Live Intelligence spécial "Le Désir" : le résumé

Publié le par

Le 5 décembre s’est tenu le live Intelligence spécial "Désirabilité du Luxe", organisé par le Journal du Luxe et Accenture. 6 experts se sont réunis pour partager leurs convictions ainsi que plusieurs insights issus d’études qu’ils ont réalisées. Résumé.

voir le replay

1. La désirabilité reste une priorité stratégique pour les Maisons de Luxe

C’est ce qui ressort de la récente étude "Luxe Eternal" menée par Accenture, partenaire de ce dernier live Intelligence de l’année. Comment les Maisons de Luxe s'adaptent-elles donc, pour maintenir l'équilibre entre désirabilité et excellence opérationnelle ? Amal Benichou, Global Account Lead for a Luxury leader & Managing Director chez Accenture dévoile une nouvelle définition de la désirabilité : "Nous avons identifié 7 variables, où l’on retrouve de façon assez traditionnelle la qualité et le savoir-faire, l’héritage et l’exclusivité aux côtés d’autres dimensions qui prennent une importance croissante : la valeur expérientielle - qui crée une connexion émotionnelle - la valeur sociale et l’innovation technologique. Enfin, l’item "iconic status" joue aussi un rôle (comment la marque choisit ses symboles et égéries)".

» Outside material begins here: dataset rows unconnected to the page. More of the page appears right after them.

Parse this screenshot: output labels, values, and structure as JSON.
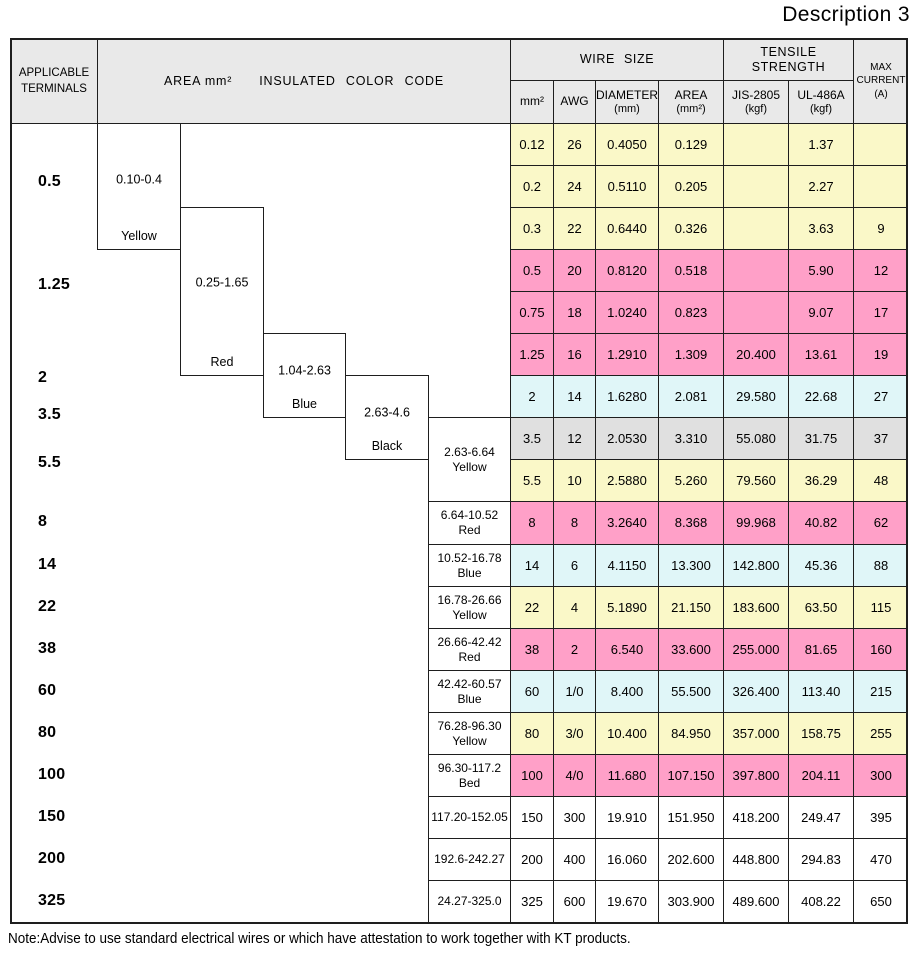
{
  "title": "Description 3",
  "note": "Note:Advise to use standard electrical wires or which have attestation to work together with KT products.",
  "palette": {
    "yellow": "#FAF8C8",
    "pink": "#FFA0C8",
    "cyan": "#E0F6F8",
    "gray": "#E0E0E0",
    "white": "#FFFFFF",
    "header": "#E9E9E9",
    "border": "#1E1E1E"
  },
  "header": {
    "applicable": [
      "APPLICABLE",
      "TERMINALS"
    ],
    "area_label": "AREA mm²",
    "color_code_label": "INSULATED COLOR CODE",
    "wire_size": "WIRE SIZE",
    "tensile_strength": "TENSILE STRENGTH",
    "max_current": [
      "MAX",
      "CURRENT",
      "(A)"
    ],
    "sub": [
      {
        "l1": "mm²"
      },
      {
        "l1": "AWG"
      },
      {
        "l1": "DIAMETER",
        "l2": "(mm)"
      },
      {
        "l1": "AREA",
        "l2": "(mm²)"
      },
      {
        "l1": "JIS-2805",
        "l2": "(kgf)"
      },
      {
        "l1": "UL-486A",
        "l2": "(kgf)"
      }
    ]
  },
  "terminals": [
    "0.5",
    "1.25",
    "2",
    "3.5",
    "5.5",
    "8",
    "14",
    "22",
    "38",
    "60",
    "80",
    "100",
    "150",
    "200",
    "325"
  ],
  "staircase": [
    {
      "range": "0.10-0.4",
      "color": "Yellow"
    },
    {
      "range": "0.25-1.65",
      "color": "Red"
    },
    {
      "range": "1.04-2.63",
      "color": "Blue"
    },
    {
      "range": "2.63-4.6",
      "color": "Black"
    }
  ],
  "range_cells": [
    {
      "label": "2.63-6.64",
      "color": "Yellow"
    },
    {
      "label": "6.64-10.52",
      "color": "Red"
    },
    {
      "label": "10.52-16.78",
      "color": "Blue"
    },
    {
      "label": "16.78-26.66",
      "color": "Yellow"
    },
    {
      "label": "26.66-42.42",
      "color": "Red"
    },
    {
      "label": "42.42-60.57",
      "color": "Blue"
    },
    {
      "label": "76.28-96.30",
      "color": "Yellow"
    },
    {
      "label": "96.30-117.2",
      "color": "Bed"
    },
    {
      "label": "117.20-152.05",
      "color": ""
    },
    {
      "label": "192.6-242.27",
      "color": ""
    },
    {
      "label": "24.27-325.0",
      "color": ""
    }
  ],
  "rows": [
    {
      "fill": "yellow",
      "cells": [
        "0.12",
        "26",
        "0.4050",
        "0.129",
        "",
        "1.37",
        ""
      ]
    },
    {
      "fill": "yellow",
      "cells": [
        "0.2",
        "24",
        "0.5110",
        "0.205",
        "",
        "2.27",
        ""
      ]
    },
    {
      "fill": "yellow",
      "cells": [
        "0.3",
        "22",
        "0.6440",
        "0.326",
        "",
        "3.63",
        "9"
      ]
    },
    {
      "fill": "pink",
      "cells": [
        "0.5",
        "20",
        "0.8120",
        "0.518",
        "",
        "5.90",
        "12"
      ]
    },
    {
      "fill": "pink",
      "cells": [
        "0.75",
        "18",
        "1.0240",
        "0.823",
        "",
        "9.07",
        "17"
      ]
    },
    {
      "fill": "pink",
      "cells": [
        "1.25",
        "16",
        "1.2910",
        "1.309",
        "20.400",
        "13.61",
        "19"
      ]
    },
    {
      "fill": "cyan",
      "cells": [
        "2",
        "14",
        "1.6280",
        "2.081",
        "29.580",
        "22.68",
        "27"
      ]
    },
    {
      "fill": "gray",
      "cells": [
        "3.5",
        "12",
        "2.0530",
        "3.310",
        "55.080",
        "31.75",
        "37"
      ]
    },
    {
      "fill": "yellow",
      "cells": [
        "5.5",
        "10",
        "2.5880",
        "5.260",
        "79.560",
        "36.29",
        "48"
      ]
    },
    {
      "fill": "pink",
      "cells": [
        "8",
        "8",
        "3.2640",
        "8.368",
        "99.968",
        "40.82",
        "62"
      ]
    },
    {
      "fill": "cyan",
      "cells": [
        "14",
        "6",
        "4.1150",
        "13.300",
        "142.800",
        "45.36",
        "88"
      ]
    },
    {
      "fill": "yellow",
      "cells": [
        "22",
        "4",
        "5.1890",
        "21.150",
        "183.600",
        "63.50",
        "115"
      ]
    },
    {
      "fill": "pink",
      "cells": [
        "38",
        "2",
        "6.540",
        "33.600",
        "255.000",
        "81.65",
        "160"
      ]
    },
    {
      "fill": "cyan",
      "cells": [
        "60",
        "1/0",
        "8.400",
        "55.500",
        "326.400",
        "113.40",
        "215"
      ]
    },
    {
      "fill": "yellow",
      "cells": [
        "80",
        "3/0",
        "10.400",
        "84.950",
        "357.000",
        "158.75",
        "255"
      ]
    },
    {
      "fill": "pink",
      "cells": [
        "100",
        "4/0",
        "11.680",
        "107.150",
        "397.800",
        "204.11",
        "300"
      ]
    },
    {
      "fill": "white",
      "cells": [
        "150",
        "300",
        "19.910",
        "151.950",
        "418.200",
        "249.47",
        "395"
      ]
    },
    {
      "fill": "white",
      "cells": [
        "200",
        "400",
        "16.060",
        "202.600",
        "448.800",
        "294.83",
        "470"
      ]
    },
    {
      "fill": "white",
      "cells": [
        "325",
        "600",
        "19.670",
        "303.900",
        "489.600",
        "408.22",
        "650"
      ]
    }
  ]
}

L’étude s’est également attachée à regarder quelles sont les stratégies des Maisons de Luxe les plus résistantes face à la crise (22% de Maisons Leader, en croissance malgré un secteur du Luxe en difficulté). Ce qu’il en ressort : "Elles semblent avoir constitué un socle solide sur les variables traditionnelles, ce qui leur permet de prioriser, aujourd’hui, les valeurs expérimentales et sociales. De plus, cette valeur sociale se traduit non seulement par l’activation du levier social media mais aussi par l’expérience en boutique, avec la montée en compétences des conseillers de vente pour répondre aux attentes d'omnicanalité et d’hyper-personnalisation des clients dans leur expérience à une marque", poursuit celle-ci. La tendance semble donc être d’adopter une remise en question perpétuelle, pour continuer à faire preuve d’audace et réussir à se réinventer.

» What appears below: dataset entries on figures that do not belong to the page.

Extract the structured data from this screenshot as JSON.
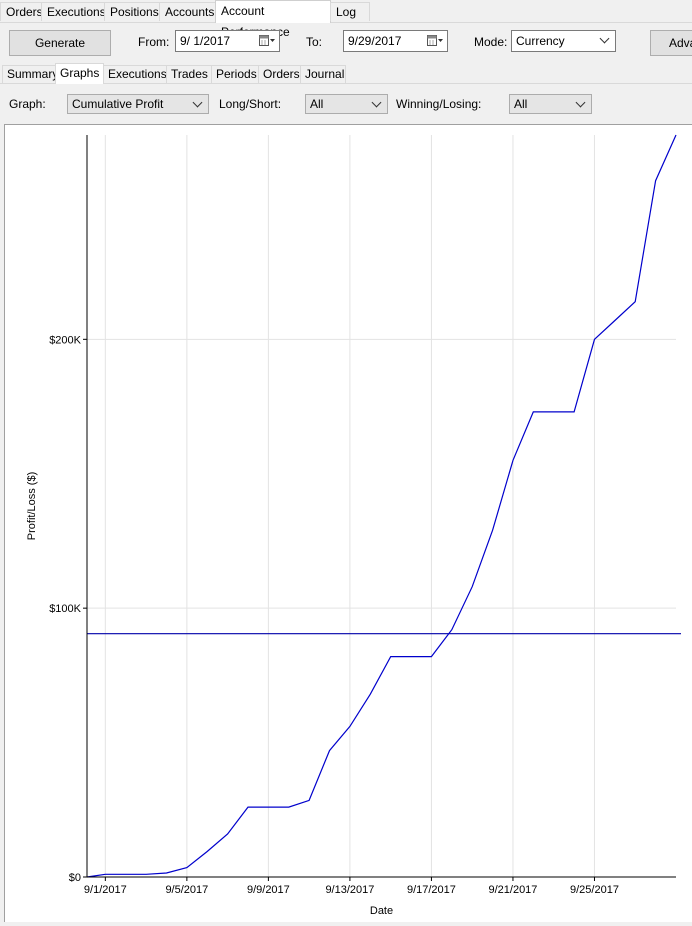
{
  "top_tabs": [
    {
      "label": "Orders",
      "active": false
    },
    {
      "label": "Executions",
      "active": false
    },
    {
      "label": "Positions",
      "active": false
    },
    {
      "label": "Accounts",
      "active": false
    },
    {
      "label": "Account Performance",
      "active": true
    },
    {
      "label": "Log",
      "active": false
    }
  ],
  "toolbar": {
    "generate_label": "Generate",
    "from_label": "From:",
    "from_value": "9/  1/2017",
    "to_label": "To:",
    "to_value": "9/29/2017",
    "mode_label": "Mode:",
    "mode_value": "Currency",
    "advanced_label": "Adva"
  },
  "sub_tabs": [
    {
      "label": "Summary",
      "active": false
    },
    {
      "label": "Graphs",
      "active": true
    },
    {
      "label": "Executions",
      "active": false
    },
    {
      "label": "Trades",
      "active": false
    },
    {
      "label": "Periods",
      "active": false
    },
    {
      "label": "Orders",
      "active": false
    },
    {
      "label": "Journal",
      "active": false
    }
  ],
  "filters": {
    "graph_label": "Graph:",
    "graph_value": "Cumulative Profit",
    "longshort_label": "Long/Short:",
    "longshort_value": "All",
    "winlose_label": "Winning/Losing:",
    "winlose_value": "All"
  },
  "chart_data": {
    "type": "line",
    "xlabel": "Date",
    "ylabel": "Profit/Loss ($)",
    "x_ticks": [
      "9/1/2017",
      "9/5/2017",
      "9/9/2017",
      "9/13/2017",
      "9/17/2017",
      "9/21/2017",
      "9/25/2017"
    ],
    "y_ticks": [
      {
        "value": 0,
        "label": "$0"
      },
      {
        "value": 100000,
        "label": "$100K"
      },
      {
        "value": 200000,
        "label": "$200K"
      }
    ],
    "ylim": [
      0,
      276000
    ],
    "xlim": [
      0.1,
      29.0
    ],
    "grid": true,
    "series": [
      {
        "color": "#0000cc",
        "points": [
          [
            0.1,
            0
          ],
          [
            1,
            1000
          ],
          [
            3,
            1000
          ],
          [
            4,
            1500
          ],
          [
            5,
            3500
          ],
          [
            6,
            9500
          ],
          [
            7,
            16000
          ],
          [
            8,
            26000
          ],
          [
            9,
            26000
          ],
          [
            10,
            26000
          ],
          [
            11,
            28500
          ],
          [
            12,
            47000
          ],
          [
            13,
            56000
          ],
          [
            14,
            68000
          ],
          [
            15,
            82000
          ],
          [
            16,
            82000
          ],
          [
            17,
            82000
          ],
          [
            18,
            92000
          ],
          [
            19,
            108000
          ],
          [
            20,
            129000
          ],
          [
            21,
            155000
          ],
          [
            22,
            173000
          ],
          [
            23,
            173000
          ],
          [
            24,
            173000
          ],
          [
            25,
            200000
          ],
          [
            26,
            207000
          ],
          [
            27,
            214000
          ],
          [
            28,
            259000
          ],
          [
            29,
            276000
          ]
        ]
      }
    ],
    "reference_line": {
      "value": 90500,
      "color": "#0000aa"
    }
  }
}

Enfin, pour réunir excellence opérationnelle et désirabilité, 4 priorités ressortent

  1. Sélectionner les variables prioritaires de désirabilité.
  2. Aligner l’ensemble de la chaîne de valeur sur ses variables.
  3. Mettre la technologie et l'innovation au service de l’expérience client et collaborateur.
  4. Redéfinir les compétences essentielles des équipes et les accompagner dans une démarche d'empowerment.

Pour télécharger le rapport complet

2. Le nouveau nihilisme et le Luxe 

Valérie Anne Paglia, Directrice Pôle Luxe d’Ipsos France révèle ensuite les 9 tendances identifiées dans le cadre de l’étude Ipsos Global, menée depuis 10 ans dans 50 pays et auprès de 50 000 personnes :
- les fractures de la mondialisation,
- la fragmentation des sociétés,
- la convergence climatique,
- le dilemme technologique,
- la santé holistique,
- le refuge vers le monde d’avant,
- le pouvoir de la confiance,
- l'échappée individualiste
- et le nouveau nihilisme sur lequel un focus est ensuite réalisé. 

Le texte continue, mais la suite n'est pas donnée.